Despite the persistent myth that HIV was a man-made disease, unleashed upon the unsuspecting, disenfranchised of our society (read gays and blacks), now comes more evidence that it may have been present in monkeys and apes for millennia. New research, published in Science magazine last month, report the presence of the ancestor of the simian HIV virus in Africa possibly dating back as far as 78,000 years. This fascinating research, that studied monkey species on a volcanic island off of the coast of West Africa, who developed in isolation, found that four of the six species had been infected with HIV.
Although this study may help to answer certain questions, such as why HIV infects most simian species, but doesn't kill them, it fails to answer the main one: how did a relatively benign monkey virus become one of the greatest health crises in the history of mankind. Many still believe that the human HIV epidemic was caused by, purposely or inadvertently, human meddling.

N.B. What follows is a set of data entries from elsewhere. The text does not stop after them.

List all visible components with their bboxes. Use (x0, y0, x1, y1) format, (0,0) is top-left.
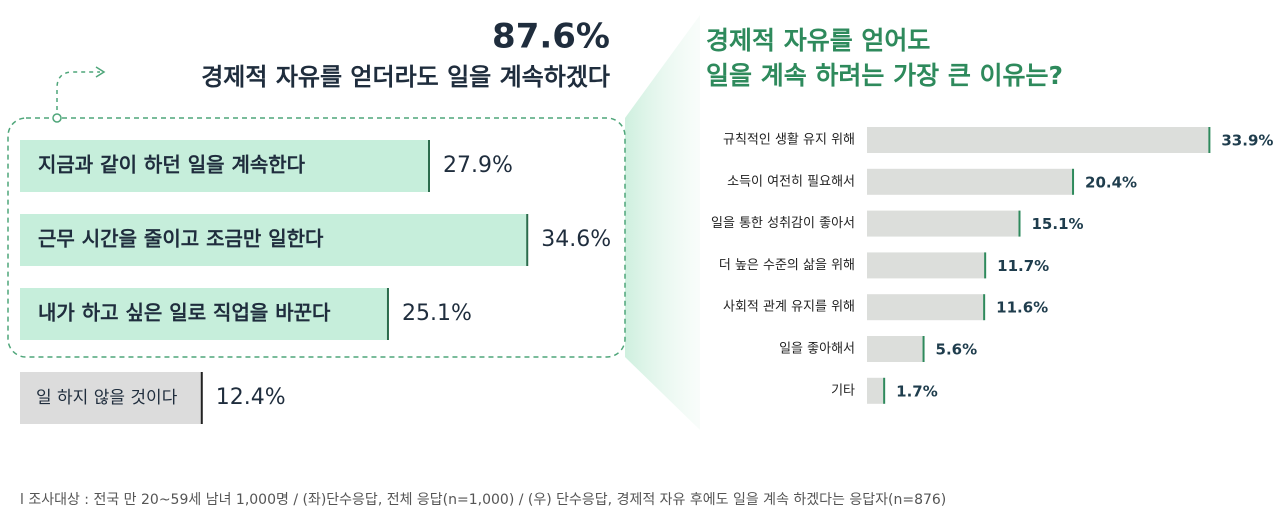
value-label: 5.6% (936, 341, 978, 359)
footnote: l 조사대상 : 전국 만 20~59세 남녀 1,000명 / (좌)단수응답… (20, 492, 946, 508)
connector-fan (625, 15, 700, 430)
value-label: 1.7% (896, 382, 938, 400)
bar (20, 372, 202, 424)
bar (20, 288, 388, 340)
arrow (56, 71, 100, 118)
bar-label: 일 하지 않을 것이다 (36, 388, 178, 408)
bar (867, 168, 1074, 195)
bar-label: 소득이 여전히 필요해서 (727, 174, 855, 189)
bar (867, 252, 986, 279)
value-label: 25.1% (402, 301, 472, 326)
bar (867, 336, 924, 362)
bar-label: 사회적 관계 유지를 위해 (723, 300, 855, 315)
bar-label: 일을 좋아해서 (779, 342, 855, 357)
bar-label: 지금과 같이 하던 일을 계속한다 (38, 153, 306, 177)
bar (867, 377, 885, 404)
bar-label: 일을 통한 성취감이 좋아서 (711, 216, 855, 231)
value-label: 33.9% (1221, 132, 1273, 150)
bar-label: 근무 시간을 줄이고 조금만 일한다 (38, 227, 324, 251)
right-title: 일을 계속 하려는 가장 큰 이유는? (706, 61, 1063, 90)
bar-label: 규칙적인 생활 유지 위해 (723, 133, 855, 148)
left-title: 경제적 자유를 얻더라도 일을 계속하겠다 (201, 63, 610, 91)
bar-label: 내가 하고 싶은 일로 직업을 바꾼다 (38, 301, 331, 325)
value-label: 11.7% (997, 257, 1049, 275)
arrow-dot (52, 113, 62, 123)
bar (867, 210, 1020, 237)
bar (867, 127, 1210, 153)
bar (20, 140, 430, 192)
bar (867, 294, 985, 321)
value-label: 12.4% (216, 385, 286, 410)
bar-label: 기타 (831, 383, 855, 398)
right-title: 경제적 자유를 얻어도 (706, 26, 930, 55)
value-label: 11.6% (996, 299, 1048, 317)
value-label: 20.4% (1085, 173, 1137, 191)
value-label: 34.6% (541, 227, 611, 252)
arrow-head (95, 66, 106, 78)
bar-label: 더 높은 수준의 삶을 위해 (719, 258, 855, 273)
highlight-value: 87.6% (492, 17, 610, 57)
value-label: 15.1% (1032, 215, 1084, 233)
bar (20, 214, 528, 266)
value-label: 27.9% (443, 153, 513, 178)
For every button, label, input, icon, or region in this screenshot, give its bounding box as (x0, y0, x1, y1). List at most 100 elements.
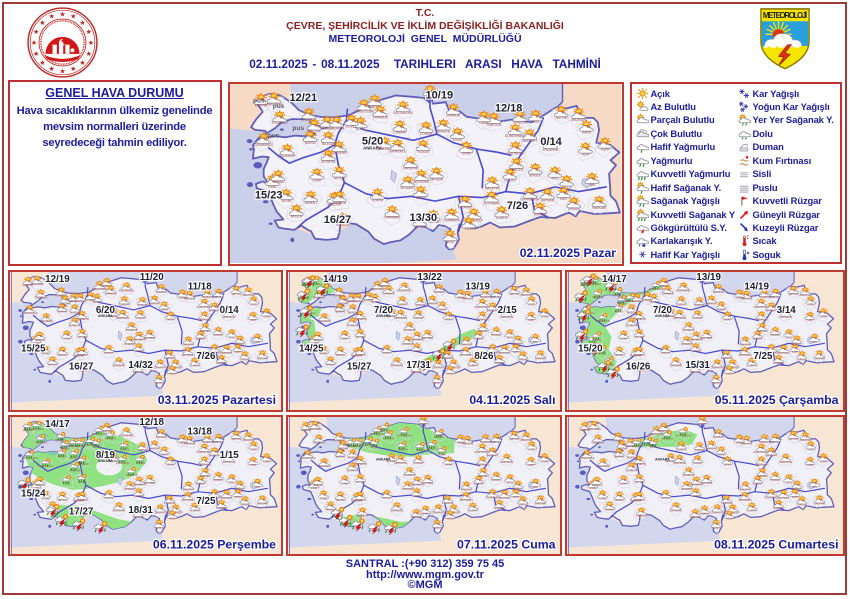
svg-text:YOZGAT: YOZGAT (413, 317, 424, 320)
svg-text:KUTAHYA: KUTAHYA (69, 469, 81, 472)
svg-text:KARS: KARS (582, 130, 591, 134)
svg-text:TRABZON: TRABZON (202, 441, 214, 444)
svg-text:TRABZON: TRABZON (202, 296, 214, 299)
svg-text:GAZIANTEP: GAZIANTEP (725, 366, 740, 369)
svg-text:K.MARAS: K.MARAS (720, 502, 732, 505)
svg-text:KAYSERI: KAYSERI (429, 177, 443, 181)
svg-text:K.MARAS: K.MARAS (164, 357, 176, 360)
svg-text:DENIZLI: DENIZLI (335, 498, 345, 501)
svg-text:KASTAMONU: KASTAMONU (119, 289, 135, 292)
svg-text:KIRSEHIR: KIRSEHIR (403, 166, 419, 170)
svg-text:ADANA: ADANA (700, 367, 709, 370)
svg-text:ORDU: ORDU (456, 296, 464, 299)
svg-text:KOCAELI: KOCAELI (346, 300, 357, 303)
svg-text:BALIKESIR: BALIKESIR (40, 320, 53, 323)
svg-text:ARTVIN: ARTVIN (509, 437, 518, 440)
svg-text:YOZGAT: YOZGAT (692, 317, 703, 320)
svg-text:ESKISEHIR: ESKISEHIR (632, 462, 646, 465)
svg-text:7/25: 7/25 (196, 496, 216, 507)
svg-text:YOZGAT: YOZGAT (413, 462, 424, 465)
svg-text:KARABUK: KARABUK (105, 292, 117, 295)
svg-text:ELAZIG: ELAZIG (474, 482, 483, 485)
svg-text:K.MARAS: K.MARAS (720, 357, 732, 360)
svg-text:YALOVA: YALOVA (338, 302, 348, 305)
svg-text:pus: pus (253, 97, 265, 104)
svg-text:K.MARAS: K.MARAS (457, 205, 471, 209)
svg-text:ISPARTA: ISPARTA (77, 353, 88, 356)
svg-text:16/27: 16/27 (69, 361, 94, 372)
svg-text:18/31: 18/31 (128, 504, 153, 515)
svg-text:MUS: MUS (786, 336, 792, 339)
svg-text:07.11.2025 Cuma: 07.11.2025 Cuma (457, 537, 556, 551)
svg-text:YALOVA: YALOVA (338, 447, 348, 450)
svg-text:AGRI: AGRI (807, 464, 813, 467)
svg-text:BURDUR: BURDUR (630, 499, 641, 502)
svg-text:KIRKLARELI: KIRKLARELI (586, 283, 601, 286)
svg-text:MANISA: MANISA (35, 483, 45, 486)
svg-text:TRABZON: TRABZON (512, 120, 528, 124)
svg-text:AFYON: AFYON (634, 336, 643, 339)
svg-text:CORUM: CORUM (420, 131, 432, 135)
svg-text:IGDIR: IGDIR (600, 147, 610, 151)
svg-text:BURDUR: BURDUR (74, 499, 85, 502)
svg-text:ARTVIN: ARTVIN (555, 116, 567, 120)
svg-text:ARDAHAN: ARDAHAN (242, 439, 254, 442)
svg-text:KUTAHYA: KUTAHYA (346, 469, 358, 472)
svg-text:HATAY: HATAY (433, 526, 441, 529)
svg-text:★: ★ (86, 50, 92, 58)
svg-text:ANKARA: ANKARA (655, 457, 670, 461)
svg-text:ARDAHAN: ARDAHAN (570, 117, 586, 121)
svg-text:CANKIRI: CANKIRI (676, 303, 686, 306)
svg-text:EDIRNE: EDIRNE (580, 429, 590, 432)
svg-text:TOKAT: TOKAT (452, 137, 462, 141)
svg-text:DUZCE: DUZCE (364, 299, 373, 302)
svg-text:AFYON: AFYON (355, 336, 364, 339)
svg-text:BINGOL: BINGOL (491, 334, 501, 337)
svg-text:15/31: 15/31 (685, 359, 710, 370)
svg-text:S.URFA: S.URFA (747, 509, 756, 512)
svg-text:OSMANIYE: OSMANIYE (431, 511, 445, 514)
svg-text:pus: pus (267, 132, 279, 139)
svg-text:BITLIS: BITLIS (793, 487, 801, 490)
svg-text:MUGLA: MUGLA (326, 508, 335, 511)
svg-text:NIGDE: NIGDE (412, 495, 420, 498)
svg-text:SIRNAK: SIRNAK (518, 503, 528, 506)
svg-text:TOKAT: TOKAT (438, 453, 447, 456)
svg-text:TUNCELI: TUNCELI (477, 330, 488, 333)
svg-text:ADANA: ADANA (143, 512, 152, 515)
svg-text:KARABUK: KARABUK (105, 437, 117, 440)
svg-text:OSMANIYE: OSMANIYE (710, 511, 724, 514)
svg-text:MANISA: MANISA (313, 338, 323, 341)
svg-text:MARDIN: MARDIN (773, 507, 783, 510)
svg-text:MANISA: MANISA (313, 483, 323, 486)
svg-text:BURDUR: BURDUR (630, 354, 641, 357)
svg-text:KILIS: KILIS (726, 517, 732, 520)
svg-text:BILECIK: BILECIK (322, 141, 335, 145)
svg-text:HAKKARI: HAKKARI (814, 357, 825, 360)
svg-text:DIYARBAKIR: DIYARBAKIR (207, 351, 222, 354)
svg-text:AFYON: AFYON (355, 481, 364, 484)
svg-text:AFYON: AFYON (634, 481, 643, 484)
svg-text:AMASYA: AMASYA (436, 129, 450, 133)
svg-text:HATAY: HATAY (155, 381, 163, 384)
svg-text:RIZE: RIZE (493, 295, 499, 298)
svg-text:USAK: USAK (341, 482, 348, 485)
svg-text:0/14: 0/14 (540, 135, 562, 147)
svg-text:KIRSEHIR: KIRSEHIR (403, 474, 415, 477)
svg-text:KARAMAN: KARAMAN (669, 509, 682, 512)
svg-text:DUZCE: DUZCE (364, 444, 373, 447)
svg-text:ANKARA: ANKARA (98, 459, 113, 463)
svg-text:CORUM: CORUM (694, 304, 703, 307)
svg-text:BURSA: BURSA (335, 310, 344, 313)
svg-text:GAZIANTEP: GAZIANTEP (169, 511, 184, 514)
svg-text:DIYARBAKIR: DIYARBAKIR (764, 496, 779, 499)
svg-text:IZMIR: IZMIR (310, 342, 317, 345)
svg-text:ISTANBUL: ISTANBUL (301, 118, 317, 122)
svg-text:ERZURUM: ERZURUM (779, 460, 792, 463)
svg-text:BITLIS: BITLIS (236, 342, 244, 345)
svg-text:RIZE: RIZE (216, 440, 222, 443)
svg-text:GAZIANTEP: GAZIANTEP (725, 511, 740, 514)
svg-text:MARDIN: MARDIN (217, 507, 227, 510)
svg-text:MANISA: MANISA (35, 338, 45, 341)
svg-text:NEVSEHIR: NEVSEHIR (410, 483, 423, 486)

Evidence of the great age of HIV does point to the likelihood that, over centuries, the virus killed off weaker monkeys leaving behind those who became resistant to it. However, does that mean that it will take thousands of years before we are able to adapt naturally to HIV? Can we survive that long with rising rates, declining government support and the aggressive mutation of the virus?
Our obvious advantage is, of course, our technological superiority. We now have over 30 medications to treat HIV and many believe that a cure is still possible. However, by following the path of HIV and other diseases, it hopefully reminds us of our fragility and vulnerability as we continue, sometimes in the interest of capitalism and expansion, to invade more exotic and isolated lands and interact with previously unknown species.